Good job on the design. But I would not trust using a spreadsheet to do the calculations. A half mile range is seemingly impossible and unusable, and I believe that the same goes to a 400 foot range too.

I have a few questions about the barrel length graph. I assume that it optimizes the barrel length for range. The height of projectile does not determine the range, so I do not believe that this graph would really be of any use. Also, some of the numbers that you entered seem odd. A 6 inch diameter barrel appears to be too large, and the fictional force experienced by the object in the barrel should be more the 4 newtons (1 newton = about .22 pounds of force). 4 N is the weight of 400 mL of water (400 g) which is not a lot (I would expect more). Did you use a force meter to measure this?

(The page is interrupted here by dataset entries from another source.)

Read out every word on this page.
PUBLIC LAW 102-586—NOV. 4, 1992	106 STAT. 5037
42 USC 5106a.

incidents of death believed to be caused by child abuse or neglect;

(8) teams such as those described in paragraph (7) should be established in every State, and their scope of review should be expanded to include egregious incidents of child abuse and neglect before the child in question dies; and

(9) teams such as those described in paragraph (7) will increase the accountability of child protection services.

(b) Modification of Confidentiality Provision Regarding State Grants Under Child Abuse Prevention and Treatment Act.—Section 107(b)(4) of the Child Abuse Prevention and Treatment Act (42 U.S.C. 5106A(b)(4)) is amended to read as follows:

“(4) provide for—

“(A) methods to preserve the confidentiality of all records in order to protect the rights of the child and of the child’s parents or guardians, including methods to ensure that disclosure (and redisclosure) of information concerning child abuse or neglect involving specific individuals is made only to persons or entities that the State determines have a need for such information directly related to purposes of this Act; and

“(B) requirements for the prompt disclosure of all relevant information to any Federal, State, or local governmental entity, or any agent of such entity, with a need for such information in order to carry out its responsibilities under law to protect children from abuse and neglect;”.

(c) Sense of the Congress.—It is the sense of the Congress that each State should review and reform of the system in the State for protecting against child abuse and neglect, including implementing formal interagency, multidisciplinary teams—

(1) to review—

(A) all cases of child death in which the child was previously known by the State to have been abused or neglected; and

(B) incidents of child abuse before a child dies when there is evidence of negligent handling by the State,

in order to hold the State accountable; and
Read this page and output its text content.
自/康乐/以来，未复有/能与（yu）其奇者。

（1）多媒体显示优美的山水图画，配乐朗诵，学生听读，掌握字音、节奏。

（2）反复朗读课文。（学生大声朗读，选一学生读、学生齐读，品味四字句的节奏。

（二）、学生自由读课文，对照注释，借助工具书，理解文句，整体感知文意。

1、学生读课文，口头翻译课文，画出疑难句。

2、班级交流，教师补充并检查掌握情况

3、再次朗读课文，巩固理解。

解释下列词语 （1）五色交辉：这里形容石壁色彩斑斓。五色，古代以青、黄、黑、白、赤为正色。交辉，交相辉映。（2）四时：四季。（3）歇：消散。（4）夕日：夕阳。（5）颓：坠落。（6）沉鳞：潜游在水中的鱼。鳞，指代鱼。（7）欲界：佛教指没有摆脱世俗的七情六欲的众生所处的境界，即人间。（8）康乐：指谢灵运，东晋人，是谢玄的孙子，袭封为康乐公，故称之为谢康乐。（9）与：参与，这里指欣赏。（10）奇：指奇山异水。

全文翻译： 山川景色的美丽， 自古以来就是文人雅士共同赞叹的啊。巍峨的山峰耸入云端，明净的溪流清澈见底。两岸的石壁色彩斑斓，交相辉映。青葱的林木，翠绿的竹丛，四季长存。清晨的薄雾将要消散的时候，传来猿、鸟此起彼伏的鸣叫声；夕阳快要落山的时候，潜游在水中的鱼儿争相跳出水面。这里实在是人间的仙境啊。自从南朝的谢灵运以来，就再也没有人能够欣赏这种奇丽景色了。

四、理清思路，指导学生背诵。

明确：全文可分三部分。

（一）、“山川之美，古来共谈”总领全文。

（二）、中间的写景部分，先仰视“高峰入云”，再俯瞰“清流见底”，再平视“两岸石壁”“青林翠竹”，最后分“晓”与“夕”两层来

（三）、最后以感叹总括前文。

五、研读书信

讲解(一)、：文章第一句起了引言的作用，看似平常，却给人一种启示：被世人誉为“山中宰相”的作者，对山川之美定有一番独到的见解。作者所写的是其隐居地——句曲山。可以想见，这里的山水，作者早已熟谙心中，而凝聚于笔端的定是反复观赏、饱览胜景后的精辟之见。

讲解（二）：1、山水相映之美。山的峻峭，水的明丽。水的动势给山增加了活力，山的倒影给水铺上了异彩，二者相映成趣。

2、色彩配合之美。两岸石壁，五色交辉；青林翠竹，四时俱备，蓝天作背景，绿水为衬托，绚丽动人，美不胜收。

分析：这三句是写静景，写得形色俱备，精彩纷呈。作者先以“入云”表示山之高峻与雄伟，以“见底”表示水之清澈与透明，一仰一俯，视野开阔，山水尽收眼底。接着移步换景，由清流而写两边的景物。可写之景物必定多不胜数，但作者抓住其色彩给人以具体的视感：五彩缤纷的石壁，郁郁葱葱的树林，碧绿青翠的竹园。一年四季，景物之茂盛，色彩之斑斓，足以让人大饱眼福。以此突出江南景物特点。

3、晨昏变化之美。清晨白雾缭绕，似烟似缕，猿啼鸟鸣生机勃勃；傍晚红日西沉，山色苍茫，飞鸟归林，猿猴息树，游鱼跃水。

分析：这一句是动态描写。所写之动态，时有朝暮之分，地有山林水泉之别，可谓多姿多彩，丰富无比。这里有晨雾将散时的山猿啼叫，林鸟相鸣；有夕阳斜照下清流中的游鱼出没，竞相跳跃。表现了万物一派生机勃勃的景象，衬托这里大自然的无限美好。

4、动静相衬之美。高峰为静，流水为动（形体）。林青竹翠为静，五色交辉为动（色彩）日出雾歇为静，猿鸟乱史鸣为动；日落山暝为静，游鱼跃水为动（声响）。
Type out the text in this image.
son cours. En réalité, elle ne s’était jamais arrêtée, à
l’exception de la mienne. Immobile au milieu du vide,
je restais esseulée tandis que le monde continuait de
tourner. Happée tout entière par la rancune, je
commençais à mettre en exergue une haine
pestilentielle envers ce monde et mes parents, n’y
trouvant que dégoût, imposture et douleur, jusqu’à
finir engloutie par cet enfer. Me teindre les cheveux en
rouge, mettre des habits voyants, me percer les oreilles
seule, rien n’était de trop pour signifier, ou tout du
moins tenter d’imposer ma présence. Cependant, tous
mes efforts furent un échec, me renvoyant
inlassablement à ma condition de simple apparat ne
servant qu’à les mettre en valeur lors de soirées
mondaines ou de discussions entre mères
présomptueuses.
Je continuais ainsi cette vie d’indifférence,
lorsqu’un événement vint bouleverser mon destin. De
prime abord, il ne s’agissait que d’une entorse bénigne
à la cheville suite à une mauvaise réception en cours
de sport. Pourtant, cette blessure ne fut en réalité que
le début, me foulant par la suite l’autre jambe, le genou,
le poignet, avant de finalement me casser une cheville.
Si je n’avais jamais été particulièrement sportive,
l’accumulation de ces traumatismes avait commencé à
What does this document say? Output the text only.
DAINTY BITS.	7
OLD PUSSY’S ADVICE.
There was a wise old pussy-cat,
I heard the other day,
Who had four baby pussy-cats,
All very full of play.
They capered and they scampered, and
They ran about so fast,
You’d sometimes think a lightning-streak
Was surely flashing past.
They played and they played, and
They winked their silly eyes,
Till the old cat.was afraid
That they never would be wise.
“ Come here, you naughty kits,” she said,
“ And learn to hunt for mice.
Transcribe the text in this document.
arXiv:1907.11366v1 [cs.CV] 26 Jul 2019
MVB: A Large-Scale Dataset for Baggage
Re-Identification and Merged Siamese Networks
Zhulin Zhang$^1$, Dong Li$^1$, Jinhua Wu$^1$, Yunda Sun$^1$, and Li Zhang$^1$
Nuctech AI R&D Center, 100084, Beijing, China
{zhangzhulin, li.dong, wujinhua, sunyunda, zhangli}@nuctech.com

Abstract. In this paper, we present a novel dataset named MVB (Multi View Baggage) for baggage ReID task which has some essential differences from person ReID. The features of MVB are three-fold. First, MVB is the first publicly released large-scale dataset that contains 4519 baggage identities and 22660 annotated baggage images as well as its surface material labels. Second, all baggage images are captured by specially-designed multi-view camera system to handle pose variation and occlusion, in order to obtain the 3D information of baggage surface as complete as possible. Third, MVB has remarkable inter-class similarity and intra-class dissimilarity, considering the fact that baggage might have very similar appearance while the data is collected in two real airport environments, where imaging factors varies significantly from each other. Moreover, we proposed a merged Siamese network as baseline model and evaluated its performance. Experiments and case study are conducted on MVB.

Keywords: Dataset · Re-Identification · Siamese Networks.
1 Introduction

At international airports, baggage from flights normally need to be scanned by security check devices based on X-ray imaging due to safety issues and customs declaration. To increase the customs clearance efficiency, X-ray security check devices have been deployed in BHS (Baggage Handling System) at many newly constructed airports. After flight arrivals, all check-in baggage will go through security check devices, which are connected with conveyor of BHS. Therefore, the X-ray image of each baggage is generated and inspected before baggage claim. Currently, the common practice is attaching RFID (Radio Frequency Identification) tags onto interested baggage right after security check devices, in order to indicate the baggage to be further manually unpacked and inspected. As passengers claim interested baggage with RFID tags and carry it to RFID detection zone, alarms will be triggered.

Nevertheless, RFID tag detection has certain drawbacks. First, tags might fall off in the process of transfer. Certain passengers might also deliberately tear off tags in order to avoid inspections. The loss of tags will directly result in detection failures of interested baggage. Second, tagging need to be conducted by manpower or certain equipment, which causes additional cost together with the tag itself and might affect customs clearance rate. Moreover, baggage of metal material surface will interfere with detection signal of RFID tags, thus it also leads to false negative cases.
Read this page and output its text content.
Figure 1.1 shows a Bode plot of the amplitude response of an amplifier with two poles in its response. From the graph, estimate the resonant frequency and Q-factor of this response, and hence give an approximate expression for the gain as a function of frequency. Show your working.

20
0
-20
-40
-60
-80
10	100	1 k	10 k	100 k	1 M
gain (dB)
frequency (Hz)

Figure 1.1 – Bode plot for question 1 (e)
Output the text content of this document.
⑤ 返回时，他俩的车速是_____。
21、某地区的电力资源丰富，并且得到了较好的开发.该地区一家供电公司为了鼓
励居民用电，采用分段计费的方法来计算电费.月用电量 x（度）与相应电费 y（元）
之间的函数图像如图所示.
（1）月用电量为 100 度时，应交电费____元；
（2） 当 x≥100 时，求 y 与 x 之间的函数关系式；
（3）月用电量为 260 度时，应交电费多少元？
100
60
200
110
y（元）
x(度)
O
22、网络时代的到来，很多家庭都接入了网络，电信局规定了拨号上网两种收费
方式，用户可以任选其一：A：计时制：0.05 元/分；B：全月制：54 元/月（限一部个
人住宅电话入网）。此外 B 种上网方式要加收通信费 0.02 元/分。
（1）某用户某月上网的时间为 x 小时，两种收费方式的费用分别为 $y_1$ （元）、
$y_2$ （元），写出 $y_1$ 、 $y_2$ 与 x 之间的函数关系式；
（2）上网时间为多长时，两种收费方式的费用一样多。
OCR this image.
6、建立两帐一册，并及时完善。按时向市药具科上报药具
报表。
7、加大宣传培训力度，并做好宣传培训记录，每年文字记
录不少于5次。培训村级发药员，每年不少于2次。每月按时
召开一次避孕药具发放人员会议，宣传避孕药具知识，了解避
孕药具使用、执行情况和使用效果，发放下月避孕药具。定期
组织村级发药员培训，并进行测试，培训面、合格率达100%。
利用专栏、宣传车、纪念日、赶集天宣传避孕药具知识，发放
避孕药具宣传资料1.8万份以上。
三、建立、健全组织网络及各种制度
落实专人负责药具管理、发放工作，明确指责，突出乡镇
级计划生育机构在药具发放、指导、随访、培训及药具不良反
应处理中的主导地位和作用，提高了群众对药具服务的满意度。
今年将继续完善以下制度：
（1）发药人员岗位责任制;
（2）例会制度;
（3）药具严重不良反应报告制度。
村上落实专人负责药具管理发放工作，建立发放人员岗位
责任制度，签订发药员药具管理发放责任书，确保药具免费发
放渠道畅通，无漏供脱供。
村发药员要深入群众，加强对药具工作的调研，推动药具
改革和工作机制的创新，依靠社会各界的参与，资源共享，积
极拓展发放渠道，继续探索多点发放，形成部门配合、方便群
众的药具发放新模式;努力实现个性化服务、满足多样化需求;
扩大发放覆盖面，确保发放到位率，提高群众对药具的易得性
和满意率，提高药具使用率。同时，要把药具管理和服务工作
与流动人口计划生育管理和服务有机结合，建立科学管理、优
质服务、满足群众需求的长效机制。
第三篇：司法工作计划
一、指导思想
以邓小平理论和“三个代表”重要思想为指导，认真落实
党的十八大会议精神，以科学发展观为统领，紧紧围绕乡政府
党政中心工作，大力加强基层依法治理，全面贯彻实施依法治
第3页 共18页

I am sorry if I appear negative, it is just that I prefer to do all of my own calculations. Don't give your hopes up, most of these launchers have good ranges (300+ feet) and you design seems sound. The only thing that I do not understand in it is the need to have a second ball valve after the check valve, the check valve would be all that you need.

EDIT:
I also took off about 10% of the distance due to air resistance.
Ten percent off for air resistance is incorrect. If anything, 50 to 70 percent off for air resistance is reasonable. I remember a graph in my physics book of a baseball as a projectile with and without air resistance. The graph with air resistance had over twice the range of the one without. And this was of a baseball, something that is basically a sphere.
Last edited by Drenchenator on Sun Jun 04, 2006 1:46 pm, edited 1 time in total.
The Drenchenator, also known as Lt. Col. Drench.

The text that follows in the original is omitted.